L'articolo così prosegue: Più che la sconfitta a Barcellona con l'Espanyol (2-0 per i padroni di casa) è la prestazione della difesa della Lazio a far suonare un campanello d'allarme in casa biancoceleste. Ieri sera, nella 32ma edizione del Trofeo "Ciutat de Barcellona" la squadra di Delio Rossi, pur priva di diversi nazionali, ha mostrato sprazzi di buon gioco, ma ha dovuto pagare dazio alle incertezze della retroguardia, mai impeccabile e messa in difficoltà dalle verticalizzazioni avversarie. All'Estadio Olimpico la gara è partita a ritmi bassi con i padroni di casa, reduci da una sconfitta nell'esordio nella Liga, che hanno tenuto maggiormente palla senza mai essere, però, pericolosi. La Lazio, schierata con il 4-4-1-1 con Quadri alle spalle dell'unica punta (Makinwa) vista l'indisponibilità dell'ultimo minuto di Simone Inzaghi per un risentimento muscolare, si è resa per due volte pericolosa con Foggia al 5' di testa ed al 22' con un tiro dalla distanza. L'ultimo arrivato in casa biancoceleste si è mosso bene ed ha dato un piccolo saggio delle sue qualità. Discorso, purtroppo, diverso per il pacchetto arretrato, sempre in sofferenza pur al cospetto di un avversario non particolarmente insidioso.

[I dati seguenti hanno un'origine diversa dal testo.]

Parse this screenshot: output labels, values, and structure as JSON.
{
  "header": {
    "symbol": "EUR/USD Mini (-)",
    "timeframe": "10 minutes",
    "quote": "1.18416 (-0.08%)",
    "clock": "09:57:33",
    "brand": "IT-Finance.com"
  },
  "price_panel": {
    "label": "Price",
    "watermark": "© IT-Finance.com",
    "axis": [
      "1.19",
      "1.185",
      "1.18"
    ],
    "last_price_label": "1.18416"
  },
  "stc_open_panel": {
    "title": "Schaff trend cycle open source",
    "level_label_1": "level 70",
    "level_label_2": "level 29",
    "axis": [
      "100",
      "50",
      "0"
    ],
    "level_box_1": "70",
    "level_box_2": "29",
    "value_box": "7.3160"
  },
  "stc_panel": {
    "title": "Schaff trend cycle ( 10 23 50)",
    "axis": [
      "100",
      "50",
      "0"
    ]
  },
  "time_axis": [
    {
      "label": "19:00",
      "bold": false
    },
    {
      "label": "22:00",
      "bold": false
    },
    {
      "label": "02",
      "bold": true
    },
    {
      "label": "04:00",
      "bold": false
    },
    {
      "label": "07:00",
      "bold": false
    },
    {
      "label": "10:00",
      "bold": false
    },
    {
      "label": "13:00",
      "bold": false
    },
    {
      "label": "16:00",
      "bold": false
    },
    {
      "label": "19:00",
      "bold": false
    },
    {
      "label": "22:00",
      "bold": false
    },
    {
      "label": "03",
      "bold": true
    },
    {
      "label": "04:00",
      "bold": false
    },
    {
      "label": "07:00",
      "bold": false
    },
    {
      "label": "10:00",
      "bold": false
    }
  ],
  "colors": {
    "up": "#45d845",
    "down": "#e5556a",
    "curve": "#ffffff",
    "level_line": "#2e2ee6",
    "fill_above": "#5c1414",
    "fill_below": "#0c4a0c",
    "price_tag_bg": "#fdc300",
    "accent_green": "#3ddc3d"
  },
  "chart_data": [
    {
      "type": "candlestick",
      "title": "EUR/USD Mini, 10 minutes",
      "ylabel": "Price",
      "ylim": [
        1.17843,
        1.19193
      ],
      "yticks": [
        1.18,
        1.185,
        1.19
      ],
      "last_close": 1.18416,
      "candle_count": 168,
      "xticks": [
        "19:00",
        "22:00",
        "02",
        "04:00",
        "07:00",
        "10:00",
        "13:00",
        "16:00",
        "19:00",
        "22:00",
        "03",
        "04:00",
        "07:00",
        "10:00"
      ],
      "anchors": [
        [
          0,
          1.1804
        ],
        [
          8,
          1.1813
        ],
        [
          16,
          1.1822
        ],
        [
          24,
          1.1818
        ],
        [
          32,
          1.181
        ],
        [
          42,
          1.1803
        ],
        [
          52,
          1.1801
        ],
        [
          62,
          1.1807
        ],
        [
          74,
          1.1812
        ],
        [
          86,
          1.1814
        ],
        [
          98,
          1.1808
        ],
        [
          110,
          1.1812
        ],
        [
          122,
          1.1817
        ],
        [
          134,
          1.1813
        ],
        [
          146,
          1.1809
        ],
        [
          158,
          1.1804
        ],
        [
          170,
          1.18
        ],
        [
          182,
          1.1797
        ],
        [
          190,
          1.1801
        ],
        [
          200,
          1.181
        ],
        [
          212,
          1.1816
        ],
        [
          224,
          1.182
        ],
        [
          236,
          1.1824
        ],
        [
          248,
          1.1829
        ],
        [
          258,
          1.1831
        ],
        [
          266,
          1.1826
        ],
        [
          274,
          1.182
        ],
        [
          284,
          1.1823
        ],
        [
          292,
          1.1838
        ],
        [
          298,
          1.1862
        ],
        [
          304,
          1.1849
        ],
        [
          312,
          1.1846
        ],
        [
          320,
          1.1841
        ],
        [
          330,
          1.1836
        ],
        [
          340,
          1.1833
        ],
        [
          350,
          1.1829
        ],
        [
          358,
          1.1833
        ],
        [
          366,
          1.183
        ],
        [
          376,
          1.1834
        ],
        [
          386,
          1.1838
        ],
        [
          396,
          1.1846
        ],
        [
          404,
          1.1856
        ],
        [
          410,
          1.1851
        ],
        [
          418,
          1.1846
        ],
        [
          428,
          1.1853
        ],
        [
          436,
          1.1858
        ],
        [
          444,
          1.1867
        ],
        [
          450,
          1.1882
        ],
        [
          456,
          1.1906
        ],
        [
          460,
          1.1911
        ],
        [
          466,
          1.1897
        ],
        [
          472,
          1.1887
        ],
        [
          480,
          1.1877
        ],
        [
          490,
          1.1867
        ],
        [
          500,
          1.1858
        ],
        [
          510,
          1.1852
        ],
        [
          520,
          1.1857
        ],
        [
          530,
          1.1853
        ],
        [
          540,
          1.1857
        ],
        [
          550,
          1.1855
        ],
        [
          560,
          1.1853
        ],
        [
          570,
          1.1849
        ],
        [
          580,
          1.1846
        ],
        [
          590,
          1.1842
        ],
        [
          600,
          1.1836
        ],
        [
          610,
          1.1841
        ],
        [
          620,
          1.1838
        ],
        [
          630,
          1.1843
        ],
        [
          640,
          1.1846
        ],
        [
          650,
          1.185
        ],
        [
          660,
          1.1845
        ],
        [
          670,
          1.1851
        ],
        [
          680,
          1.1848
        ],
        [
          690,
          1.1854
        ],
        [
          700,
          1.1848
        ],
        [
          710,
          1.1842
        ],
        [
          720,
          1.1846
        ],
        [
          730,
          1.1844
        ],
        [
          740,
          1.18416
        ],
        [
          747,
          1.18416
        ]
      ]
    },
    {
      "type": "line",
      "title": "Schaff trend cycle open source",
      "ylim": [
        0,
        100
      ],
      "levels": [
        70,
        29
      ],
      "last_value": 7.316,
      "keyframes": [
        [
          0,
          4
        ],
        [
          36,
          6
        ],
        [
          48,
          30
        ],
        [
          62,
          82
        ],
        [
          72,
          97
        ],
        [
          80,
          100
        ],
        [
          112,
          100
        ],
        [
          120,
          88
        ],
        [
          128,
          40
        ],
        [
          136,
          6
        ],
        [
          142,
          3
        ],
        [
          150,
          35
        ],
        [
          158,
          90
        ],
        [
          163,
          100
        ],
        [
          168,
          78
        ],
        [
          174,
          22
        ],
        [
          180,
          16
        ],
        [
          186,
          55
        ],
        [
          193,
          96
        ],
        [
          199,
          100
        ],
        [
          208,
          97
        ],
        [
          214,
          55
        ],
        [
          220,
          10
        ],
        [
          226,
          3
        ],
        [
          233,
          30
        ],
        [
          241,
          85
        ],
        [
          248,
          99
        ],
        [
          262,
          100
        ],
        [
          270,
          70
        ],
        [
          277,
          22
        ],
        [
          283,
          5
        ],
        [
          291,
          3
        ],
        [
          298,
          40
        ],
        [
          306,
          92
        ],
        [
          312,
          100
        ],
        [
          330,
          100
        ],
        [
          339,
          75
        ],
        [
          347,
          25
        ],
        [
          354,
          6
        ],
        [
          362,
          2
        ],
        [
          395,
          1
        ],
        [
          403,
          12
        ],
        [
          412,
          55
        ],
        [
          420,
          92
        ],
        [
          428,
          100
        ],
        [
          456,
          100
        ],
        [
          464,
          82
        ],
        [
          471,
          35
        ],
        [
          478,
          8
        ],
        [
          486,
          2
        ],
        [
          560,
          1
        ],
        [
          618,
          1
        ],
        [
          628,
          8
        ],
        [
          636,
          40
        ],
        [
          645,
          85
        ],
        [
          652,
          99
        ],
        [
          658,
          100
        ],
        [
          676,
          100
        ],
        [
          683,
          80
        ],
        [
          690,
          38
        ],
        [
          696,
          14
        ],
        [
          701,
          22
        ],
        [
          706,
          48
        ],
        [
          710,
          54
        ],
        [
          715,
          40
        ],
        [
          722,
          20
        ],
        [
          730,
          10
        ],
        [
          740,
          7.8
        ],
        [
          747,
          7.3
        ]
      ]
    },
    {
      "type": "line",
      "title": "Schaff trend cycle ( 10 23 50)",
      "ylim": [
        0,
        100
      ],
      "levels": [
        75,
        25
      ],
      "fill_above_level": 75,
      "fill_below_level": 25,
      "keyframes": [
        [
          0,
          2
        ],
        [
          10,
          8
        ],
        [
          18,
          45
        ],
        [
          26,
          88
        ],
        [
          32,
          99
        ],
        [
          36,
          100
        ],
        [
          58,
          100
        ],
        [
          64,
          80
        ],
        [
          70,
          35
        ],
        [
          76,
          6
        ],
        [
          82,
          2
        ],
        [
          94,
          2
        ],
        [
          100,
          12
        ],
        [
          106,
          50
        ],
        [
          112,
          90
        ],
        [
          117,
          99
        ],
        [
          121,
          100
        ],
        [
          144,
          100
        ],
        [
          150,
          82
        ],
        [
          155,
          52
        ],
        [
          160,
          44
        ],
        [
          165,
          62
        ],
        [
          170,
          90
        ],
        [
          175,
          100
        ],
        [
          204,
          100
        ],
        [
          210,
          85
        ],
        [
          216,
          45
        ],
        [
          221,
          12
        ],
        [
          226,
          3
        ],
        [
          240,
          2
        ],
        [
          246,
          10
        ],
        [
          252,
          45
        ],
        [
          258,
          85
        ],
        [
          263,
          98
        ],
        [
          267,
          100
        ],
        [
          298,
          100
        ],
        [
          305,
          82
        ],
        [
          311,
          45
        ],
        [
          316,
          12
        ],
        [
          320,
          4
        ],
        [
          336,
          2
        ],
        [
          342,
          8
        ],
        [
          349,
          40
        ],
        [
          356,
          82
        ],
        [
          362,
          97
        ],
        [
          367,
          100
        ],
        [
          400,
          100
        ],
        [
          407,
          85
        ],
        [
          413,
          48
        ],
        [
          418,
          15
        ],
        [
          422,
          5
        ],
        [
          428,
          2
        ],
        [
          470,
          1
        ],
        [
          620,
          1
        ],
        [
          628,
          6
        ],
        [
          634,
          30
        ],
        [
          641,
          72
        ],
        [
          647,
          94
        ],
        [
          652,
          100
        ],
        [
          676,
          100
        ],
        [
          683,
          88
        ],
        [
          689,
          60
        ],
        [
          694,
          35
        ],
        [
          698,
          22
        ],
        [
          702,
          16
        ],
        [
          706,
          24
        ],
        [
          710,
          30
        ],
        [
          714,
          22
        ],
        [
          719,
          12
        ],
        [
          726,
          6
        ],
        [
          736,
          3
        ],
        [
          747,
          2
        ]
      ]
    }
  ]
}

Ed al 37', sfruttando un preciso cross dalla destra dell'ex Ivan De La Peña, l'attaccante uruguaiano Pandiani è stato lesto ad infilarsi tra Belleri e Cribari e, di testa, ha battuto Peruzzi. Il portiere di Blera era al debutto stagionale. Nella ripresa la girandola di cambi. Delio Rossi ha gettato nella mischia diversi giovani, ha spezzettato e abbassato ulteriormente il ritmo di gara. Al 18' i difensori hanno lasciato un corridoio libero al nuovo entrato Luis Garcia, che però sbagliava la misura del pallonetto. Al 46' Coro finalizzava perfettamente un'azione di contropiede degli spagnoli. Domani sera la Lazio giocherà l'ultima amichevole prima del debutto in campionato del 10 settembre al Meazza con il Milan. All'Olimpico (fischio d'inizio alle 21, diretta televisiva su Sky) i biancocelesti affronteranno l'Anderlecht nel "Memorial Giuliano Fiorini". Intanto Rocco Dozzini, procuratore di Luis Jimenez, ha confermato che il giocatore è pronto ad adire le vie legali per il "mobbing" subito dalla dirigenza della Ternana e per ottenere la risoluzione del contratto. Giovedì il giocatore è stato fatto andare a Milano a sue spese per poi assistere ad una trattativa farsa. "Siamo grati a Lotito ed alla dirigenza per quanto hanno fatto e come si sono comportati". Se Jimenez riuscirà a liberarsi, a gennaio potrebbe arrivare.